Allaahumma innii astakhiiruka bi’ilmika wa astaqdiruka biqudratika wa as-aluka min fadhlikal ‘adhiimi fainnaka taqdiru walaa aqdiru wata’lamu walaa a’lamu wa anta ‘allaamul ghuyuub. Allaahumma inkunta ta’lamu anna haadzal amra khairun lii fii diinii wama’aa syii wa’aaqibati wa’aajilihii wa aajilihi faqdirhu lii wa yassirhulii, tsumma bariklii fiihi wa inkunta ta’lamu anna haadzal amra syarrun lii fii diinii wama’aasyii wa’aaqibatil amrii wa’aajilihii wa aajilihii fashrifhu ‘annii washrifnii ‘anhu waqdir liyal khaira haitsu kaana tsumma radh dhinii bihi.

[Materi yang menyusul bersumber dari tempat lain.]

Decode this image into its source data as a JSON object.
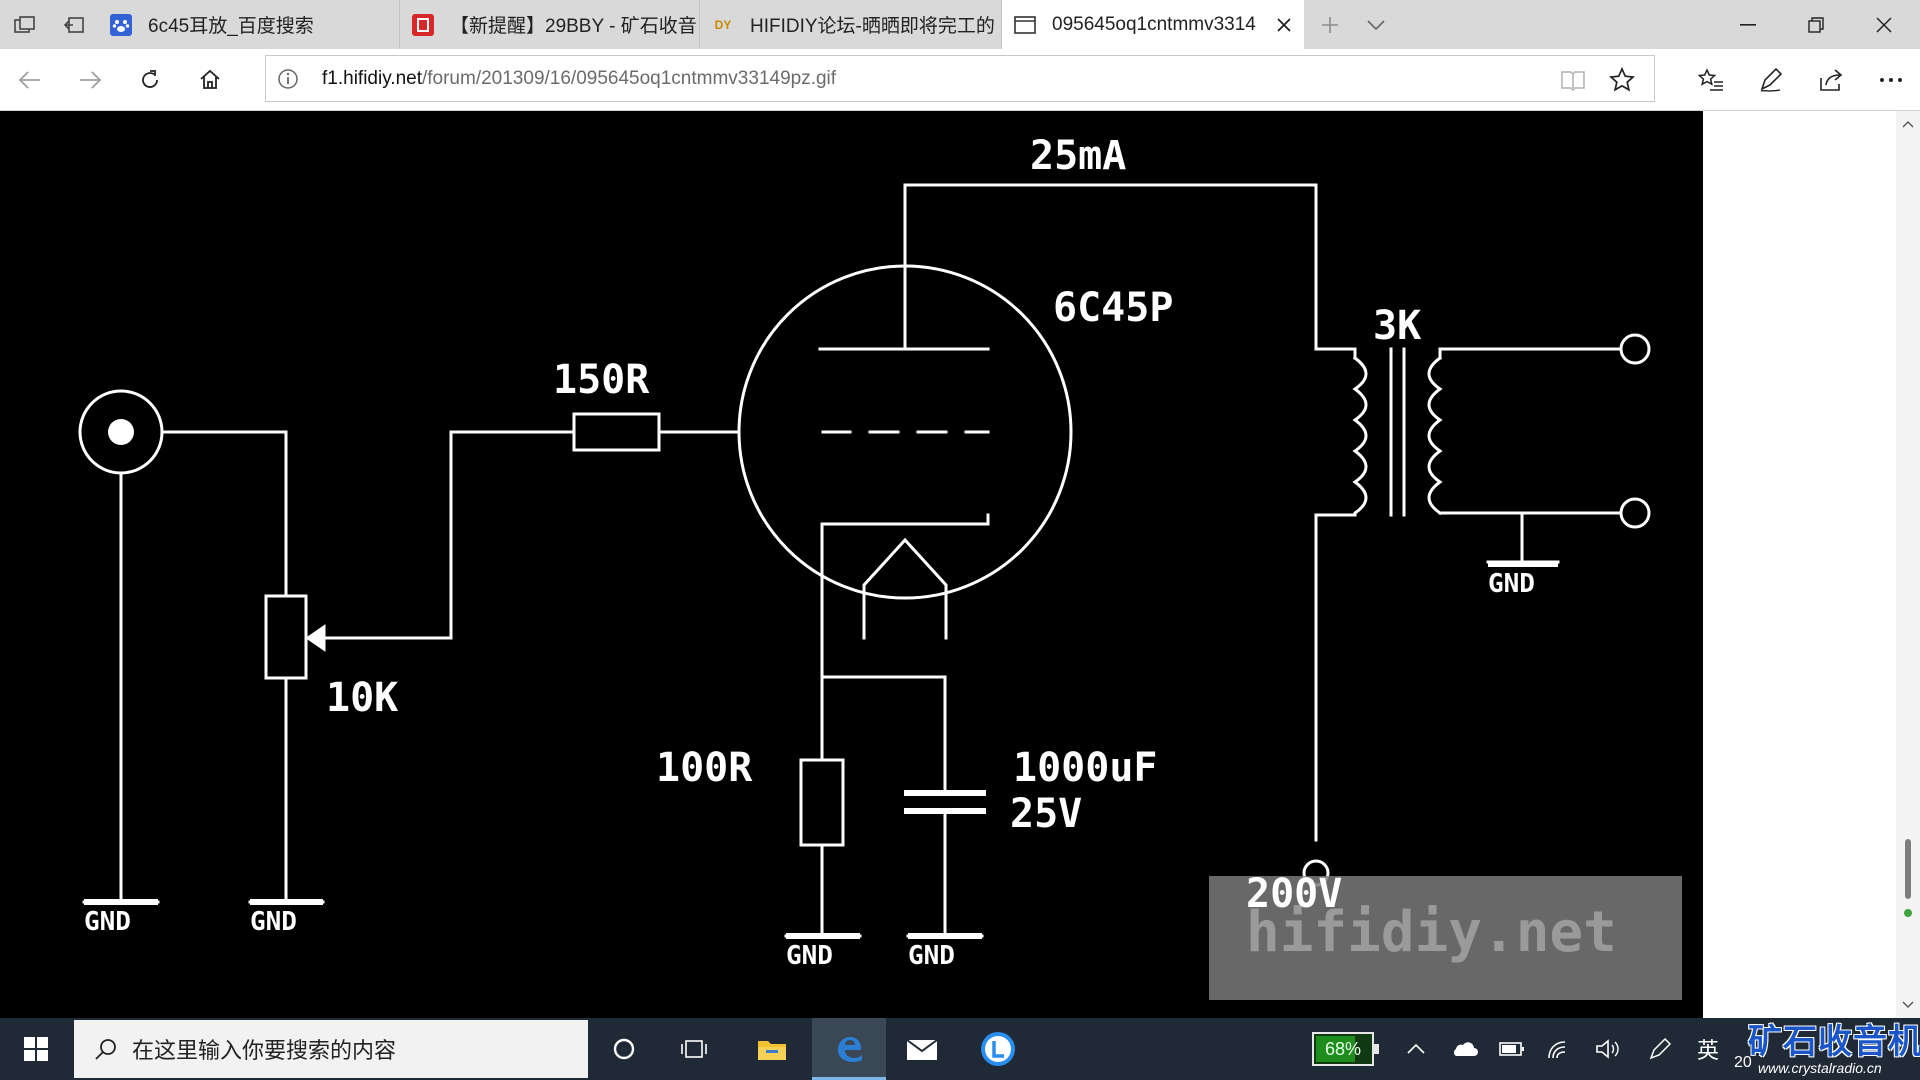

“Ya Allah, sesungguhnya aku memohon kepada Engkau memilih (yang baik untukku) dengan ilmu Engkau, aku memohon kepada Engkau untuk menentukannya dengan kekuasaan Engkau, dan aku memohon kepada Engkau anugerah Engkau yang agung. Karena sesungguhnya Engkau mampu memberi ketentuan sedangkan aku tidak, Engkau dapat mengetahinya sedangkan aku tidak, dan Engkaulah yang Maha Mengetahui hal-hal yang ghaib.

Ya Allah, jika Engkau tahu bahwa perkara ini (yaitu perkara yang dimaksudkan baik baiku, di dalam agamaku, kehidupanku, dan akibatnya, cepat atau lambat, maka tetapkanlah perkara itu untukku, dan mudahkanlah hal itu bagiku, kemudian berilah aku keberkahan di dalamnya.

Dan jika Engkau tahu bahwa perkara ini jelek bagiku, di dalam agamaku, kehidupanku, dan akibatnya, maka jauhkanlah perkara itu dariku dan jauhkanlah aku darinya, dan tetapkanlah itu dariku dan jauhkanlah aku dari sisinya, dan tetapkanlah untukku kebaikan di manapun adanya, kemudian jadikanlah aku rela kepadanya.”

Setelah membaca doa, dan masih dalam keadaan mempunyai wudhu, langsung tidur menghadap ke arah kiblat.